Prison has a ton of stuff going for it. It stars Lane Smith, a character actor you know and love but probably don’t recognize the name (I didn’t). It co-stars Viggo Mortensen very early in his film career. It’s directed by Renny Harlin who would later go on to direct such favorites as A Nightmare on Elm Street 4: The Dream Master & Die Hard 2. The film is also produced by Empire Pictures and the wonderful John Carl Beuchler is on FX duty. In addition to that, the script was written by C. Courtney Joyner who later went on to write Puppet Master III & write and direct Trancers III. How’s that for some talent?

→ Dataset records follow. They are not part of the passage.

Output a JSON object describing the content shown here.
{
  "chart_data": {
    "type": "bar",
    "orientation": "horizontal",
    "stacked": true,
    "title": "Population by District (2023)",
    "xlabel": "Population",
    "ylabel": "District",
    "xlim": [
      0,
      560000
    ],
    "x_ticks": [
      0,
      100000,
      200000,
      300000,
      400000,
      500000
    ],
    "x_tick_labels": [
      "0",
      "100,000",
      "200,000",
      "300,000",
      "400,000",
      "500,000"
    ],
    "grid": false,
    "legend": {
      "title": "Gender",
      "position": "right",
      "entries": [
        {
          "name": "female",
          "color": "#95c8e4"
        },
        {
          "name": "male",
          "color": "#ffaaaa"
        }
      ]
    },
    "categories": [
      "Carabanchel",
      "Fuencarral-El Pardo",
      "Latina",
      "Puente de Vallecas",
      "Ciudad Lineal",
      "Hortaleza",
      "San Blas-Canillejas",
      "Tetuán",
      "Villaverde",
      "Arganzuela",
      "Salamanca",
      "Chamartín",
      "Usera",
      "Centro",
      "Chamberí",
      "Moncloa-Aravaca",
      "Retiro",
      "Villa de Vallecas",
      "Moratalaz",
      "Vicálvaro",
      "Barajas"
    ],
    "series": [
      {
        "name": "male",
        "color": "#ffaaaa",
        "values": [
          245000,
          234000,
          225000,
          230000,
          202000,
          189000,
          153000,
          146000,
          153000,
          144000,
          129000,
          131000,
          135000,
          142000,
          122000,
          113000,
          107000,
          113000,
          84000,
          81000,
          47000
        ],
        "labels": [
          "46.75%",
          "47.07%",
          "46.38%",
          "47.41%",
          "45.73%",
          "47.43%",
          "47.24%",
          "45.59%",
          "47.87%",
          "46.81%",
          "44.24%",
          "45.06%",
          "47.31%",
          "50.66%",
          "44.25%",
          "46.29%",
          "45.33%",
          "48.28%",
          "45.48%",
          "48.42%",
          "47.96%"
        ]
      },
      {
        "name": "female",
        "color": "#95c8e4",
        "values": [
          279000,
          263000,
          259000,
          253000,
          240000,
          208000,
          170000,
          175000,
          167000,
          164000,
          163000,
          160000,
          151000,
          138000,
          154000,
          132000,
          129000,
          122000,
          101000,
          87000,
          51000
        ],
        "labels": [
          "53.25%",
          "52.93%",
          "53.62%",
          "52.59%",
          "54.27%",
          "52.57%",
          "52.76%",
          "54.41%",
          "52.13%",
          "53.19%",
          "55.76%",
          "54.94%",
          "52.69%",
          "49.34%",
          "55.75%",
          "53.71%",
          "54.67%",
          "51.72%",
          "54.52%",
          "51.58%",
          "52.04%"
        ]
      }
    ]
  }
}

The film opens with an execution scene from the prison’s past. Lane Smith escorts the condemned man to his death by electric chair, but the dreamy quality of the scene suggests that all is not as it seems. As this is an 80s horror film, one can only assume that his soul cannot rest! Thirty years later, overcrowding in the prison system forces the state to re-open a penitentiary long since closed. They recruit Lane Smith, one of the old guards there, to head up the place as warden. Smith is haunted by the memories surrounding the electrocution, penetrating his dreams nightly. Before long, crazy shit starts happening for reals at the prison. It first comes to head when two men in solitary get a visitation from a very unwelcome spirit.
The film also hits every prison cliché imaginable, except for the old favorite laundry scene. The clichés works here though, as horror does well when using the familiar and then ripping the rug out from under you when you feel safe, throwing conventions on their head. While you’ve seen hundreds of solitary confinement scenes, I guarantee you haven’t seen one like the one in Prison. You’ve also seen more than your share of scenes in a warden’s office, but there’s no way you’ve seen a dude strapped to a chair by barbed wire exploding up through the warden’s floor! See what I mean? Prison is awesome.
Prison could have been an absolute home run with a few script tweaks, but as it stands, it’s one of the best prison horror films I’ve seen. Viggo Mortensen is great in the lead prisoner role, and Lane Smith owns the tortured warden role with ease. If you enjoy prison films, but you wish they had more scares and gore, then look no further than Renny Harlin’s Prison!